Adra spoke entirely of Israeli wickedness and the virtue of Palestinians “resist[ing]” it. Abraham, playing the “good Jew,” joined his friend and colleague in bashing Israel, though he added a token call for the Israeli hostages to be returned. It would be condescending to praise an Israeli for saying literally the bare minimum on behalf of Israeli hostages, so I’ll leave that to others who had even lower expectations for Abraham.

The more interesting part was the reaction to Abraham’s self-flagellation from Palestinian advocates watching the broadcast at home.
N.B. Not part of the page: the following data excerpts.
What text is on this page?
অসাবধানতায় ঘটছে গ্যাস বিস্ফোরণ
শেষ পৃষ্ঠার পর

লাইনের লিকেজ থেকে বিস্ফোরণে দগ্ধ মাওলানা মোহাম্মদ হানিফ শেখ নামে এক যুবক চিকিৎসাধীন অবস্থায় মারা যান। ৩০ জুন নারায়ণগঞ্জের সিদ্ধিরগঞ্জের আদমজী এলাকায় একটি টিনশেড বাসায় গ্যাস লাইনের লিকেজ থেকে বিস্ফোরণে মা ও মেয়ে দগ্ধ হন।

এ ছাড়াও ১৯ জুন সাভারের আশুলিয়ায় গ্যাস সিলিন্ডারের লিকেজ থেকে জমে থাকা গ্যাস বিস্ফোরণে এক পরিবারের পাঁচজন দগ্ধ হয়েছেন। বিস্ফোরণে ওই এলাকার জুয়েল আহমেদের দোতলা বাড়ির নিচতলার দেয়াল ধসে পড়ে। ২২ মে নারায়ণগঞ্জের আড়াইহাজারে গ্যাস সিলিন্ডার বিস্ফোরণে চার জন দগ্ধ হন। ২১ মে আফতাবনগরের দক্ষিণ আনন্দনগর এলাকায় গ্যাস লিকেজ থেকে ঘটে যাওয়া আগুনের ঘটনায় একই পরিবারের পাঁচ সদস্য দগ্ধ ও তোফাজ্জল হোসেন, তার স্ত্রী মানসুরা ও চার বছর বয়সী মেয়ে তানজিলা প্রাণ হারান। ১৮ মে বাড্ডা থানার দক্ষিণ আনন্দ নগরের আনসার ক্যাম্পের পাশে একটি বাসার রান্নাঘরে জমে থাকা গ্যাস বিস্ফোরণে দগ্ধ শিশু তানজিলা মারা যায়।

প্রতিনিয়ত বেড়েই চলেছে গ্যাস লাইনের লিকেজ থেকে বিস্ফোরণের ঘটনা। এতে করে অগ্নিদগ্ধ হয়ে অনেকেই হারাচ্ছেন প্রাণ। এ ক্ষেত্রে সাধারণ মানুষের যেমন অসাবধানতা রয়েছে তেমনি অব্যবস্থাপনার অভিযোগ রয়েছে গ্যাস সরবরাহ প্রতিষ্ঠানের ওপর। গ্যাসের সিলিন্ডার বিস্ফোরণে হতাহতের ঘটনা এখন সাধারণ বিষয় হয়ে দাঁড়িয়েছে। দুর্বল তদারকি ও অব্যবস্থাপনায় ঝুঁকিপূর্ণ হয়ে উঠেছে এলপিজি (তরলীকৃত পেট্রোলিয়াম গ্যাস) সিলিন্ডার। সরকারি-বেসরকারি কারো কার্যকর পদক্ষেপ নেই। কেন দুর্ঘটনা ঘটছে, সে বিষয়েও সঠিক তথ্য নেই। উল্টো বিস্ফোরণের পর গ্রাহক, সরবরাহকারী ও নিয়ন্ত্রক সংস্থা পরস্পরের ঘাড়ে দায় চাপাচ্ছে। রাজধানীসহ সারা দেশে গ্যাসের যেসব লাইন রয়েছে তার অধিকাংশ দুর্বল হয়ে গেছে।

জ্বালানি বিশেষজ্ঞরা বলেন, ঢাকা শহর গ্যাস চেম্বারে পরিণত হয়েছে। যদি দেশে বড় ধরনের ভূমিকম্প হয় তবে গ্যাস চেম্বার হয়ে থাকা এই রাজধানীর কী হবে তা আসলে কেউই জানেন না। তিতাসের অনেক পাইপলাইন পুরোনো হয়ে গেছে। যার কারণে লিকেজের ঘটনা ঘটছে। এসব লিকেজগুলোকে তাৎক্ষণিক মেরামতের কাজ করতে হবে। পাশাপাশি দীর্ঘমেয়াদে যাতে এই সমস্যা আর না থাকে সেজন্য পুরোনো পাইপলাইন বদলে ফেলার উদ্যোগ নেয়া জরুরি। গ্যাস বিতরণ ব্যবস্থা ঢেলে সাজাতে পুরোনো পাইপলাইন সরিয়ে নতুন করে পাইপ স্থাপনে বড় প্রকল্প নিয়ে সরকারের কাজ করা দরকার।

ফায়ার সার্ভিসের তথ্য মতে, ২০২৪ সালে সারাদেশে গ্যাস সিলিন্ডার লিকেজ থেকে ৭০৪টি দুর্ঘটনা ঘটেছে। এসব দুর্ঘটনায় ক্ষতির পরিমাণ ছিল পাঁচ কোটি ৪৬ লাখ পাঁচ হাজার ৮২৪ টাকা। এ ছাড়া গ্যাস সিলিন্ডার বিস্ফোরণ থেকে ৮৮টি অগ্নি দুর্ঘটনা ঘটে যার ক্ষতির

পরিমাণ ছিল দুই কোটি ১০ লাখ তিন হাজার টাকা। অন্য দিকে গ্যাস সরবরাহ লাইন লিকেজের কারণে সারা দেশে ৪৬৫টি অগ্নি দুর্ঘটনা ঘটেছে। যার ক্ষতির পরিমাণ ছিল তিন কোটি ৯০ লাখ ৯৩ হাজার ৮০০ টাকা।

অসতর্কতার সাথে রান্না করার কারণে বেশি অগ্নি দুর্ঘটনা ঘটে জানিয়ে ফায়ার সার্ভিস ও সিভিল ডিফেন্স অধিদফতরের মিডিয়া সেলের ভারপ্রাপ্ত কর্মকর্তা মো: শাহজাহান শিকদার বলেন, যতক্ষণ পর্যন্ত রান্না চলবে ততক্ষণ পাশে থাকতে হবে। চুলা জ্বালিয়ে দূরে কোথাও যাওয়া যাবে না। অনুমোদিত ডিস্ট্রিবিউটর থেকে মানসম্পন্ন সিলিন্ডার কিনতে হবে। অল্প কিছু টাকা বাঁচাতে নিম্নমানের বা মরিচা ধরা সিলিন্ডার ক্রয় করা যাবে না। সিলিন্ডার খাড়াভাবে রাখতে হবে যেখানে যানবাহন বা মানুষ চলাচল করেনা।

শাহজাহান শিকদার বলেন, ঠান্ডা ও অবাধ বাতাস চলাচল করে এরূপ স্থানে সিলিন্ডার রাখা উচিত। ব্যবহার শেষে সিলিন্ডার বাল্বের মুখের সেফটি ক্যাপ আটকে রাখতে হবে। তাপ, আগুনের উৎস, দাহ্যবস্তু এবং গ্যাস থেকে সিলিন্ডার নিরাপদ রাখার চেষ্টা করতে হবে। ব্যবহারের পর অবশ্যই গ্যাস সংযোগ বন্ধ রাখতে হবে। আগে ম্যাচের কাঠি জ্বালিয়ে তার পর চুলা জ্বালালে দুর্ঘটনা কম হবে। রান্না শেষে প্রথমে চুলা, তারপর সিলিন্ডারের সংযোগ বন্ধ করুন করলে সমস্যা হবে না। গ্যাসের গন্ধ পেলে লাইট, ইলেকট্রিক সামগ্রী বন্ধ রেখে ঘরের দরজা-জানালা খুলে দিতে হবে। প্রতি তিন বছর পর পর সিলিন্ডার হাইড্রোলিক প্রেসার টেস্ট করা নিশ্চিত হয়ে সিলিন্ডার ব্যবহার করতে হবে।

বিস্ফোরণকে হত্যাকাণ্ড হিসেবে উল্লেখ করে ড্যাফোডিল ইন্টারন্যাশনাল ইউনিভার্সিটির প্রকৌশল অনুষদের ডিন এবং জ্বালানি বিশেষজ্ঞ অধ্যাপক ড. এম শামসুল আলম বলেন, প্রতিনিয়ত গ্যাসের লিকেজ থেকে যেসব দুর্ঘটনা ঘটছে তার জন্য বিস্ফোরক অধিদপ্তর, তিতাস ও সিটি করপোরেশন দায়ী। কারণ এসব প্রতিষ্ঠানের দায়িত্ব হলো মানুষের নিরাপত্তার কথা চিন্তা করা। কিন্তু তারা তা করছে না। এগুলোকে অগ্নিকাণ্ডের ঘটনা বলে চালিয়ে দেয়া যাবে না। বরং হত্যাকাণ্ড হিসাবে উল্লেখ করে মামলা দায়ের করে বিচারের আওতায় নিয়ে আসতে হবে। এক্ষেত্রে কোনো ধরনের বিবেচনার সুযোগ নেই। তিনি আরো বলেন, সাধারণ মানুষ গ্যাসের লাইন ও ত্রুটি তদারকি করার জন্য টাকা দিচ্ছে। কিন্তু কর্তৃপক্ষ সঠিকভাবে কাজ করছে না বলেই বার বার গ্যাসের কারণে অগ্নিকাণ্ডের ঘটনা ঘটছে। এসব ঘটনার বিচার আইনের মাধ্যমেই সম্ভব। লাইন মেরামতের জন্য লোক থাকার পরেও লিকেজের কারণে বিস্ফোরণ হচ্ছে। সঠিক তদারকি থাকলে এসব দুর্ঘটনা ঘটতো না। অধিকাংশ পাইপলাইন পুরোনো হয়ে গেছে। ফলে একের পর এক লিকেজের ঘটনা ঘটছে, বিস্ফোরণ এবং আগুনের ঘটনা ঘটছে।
Boy, did they hate it.

They hated, in fact, Abraham’s presence on the stage and involvement in the film, which tainted it irredeemably in their eyes.

“Any ‘pro-Palestinian Israeli’ that does not support the Palestinian resistance is nothing more than a Zionist,” wrote one Palestinian journalist of what he called “the resistance test,” a way to weed out from discussion those who think Jews deserve to live.

“Palestinians deserve to tell our story without needing Zionist validation,” whined an infamous New York-based anti-Semitic activist regarding the presence of a Jew in the production.

The writer Ella Kenan took note of the wave of social-media users complaining about Abraham being a Zionist—in other words an Israeli who believes Israelis should be allowed to exist—including a popular Palestinian propaganda X channel. Throughout the thread there are complaints that the film accepts the existence of Israel, disqualifying it from representing true solidarity, and that Abraham mentioned the hostages.

What’s interesting here is the assumption that Abraham’s involvement helped the film gain visibility not because he is good at his work but because he is a Jew and Hollywood supposedly still requires Jewish mascotry. Nor is it suggested that perhaps Abraham’s perspective as an Israeli is helpful to the story being told. The most telling of the complaints was also one of the more popular ones: that the Oscars victory heralds “normalization,” the idea that Jews and Arabs can work together or be friends.

The problem for these Palestinian activists, then, is simply: coexistence. Abraham helped make this documentary because, he says, he believes in coexistence. But he has badly misread his audience. Fans of an agitprop production like this aren’t in it for the coexistence, they’re in it for the resistance. To them, to get up on stage and suggest an equivalence between an innocent Israeli baby murdered in captivity and the Hamas terrorist responsible for that murder is offensive—to the Hamasnik.

“There is a different path,” Abraham said in his acceptance speech last night. That path, he said, is one of “national rights for both of our people.” Then he said something rather sad: “I have to say… the foreign policy in this country is helping to block this path.”

In fact, the foreign policy of the United States has done the opposite. For half a decade now, U.S. policy has been structured around Arab-Israeli peace deals, expanding coexistence and mutual recognition in the region. But while numerous Arab polities have embraced this path, the Palestinians have not. This path has been open to the Palestinians for decades; an explicit offer of full “national rights for both… people” has been on the table for a quarter-century. But America cannot force the Palestinians to say yes to their own state.

No doubt Abraham’s phone has been ringing off the hook with industry insiders and peers and peace activists telling him how brave he is. Their admiration is not nothing—Abraham’s career depends on earning just this type of praise from just those types of people. He won’t get the whole world, but he might get his Wales. And a whole lot of resentment from the people he thinks he’s doing all of this for.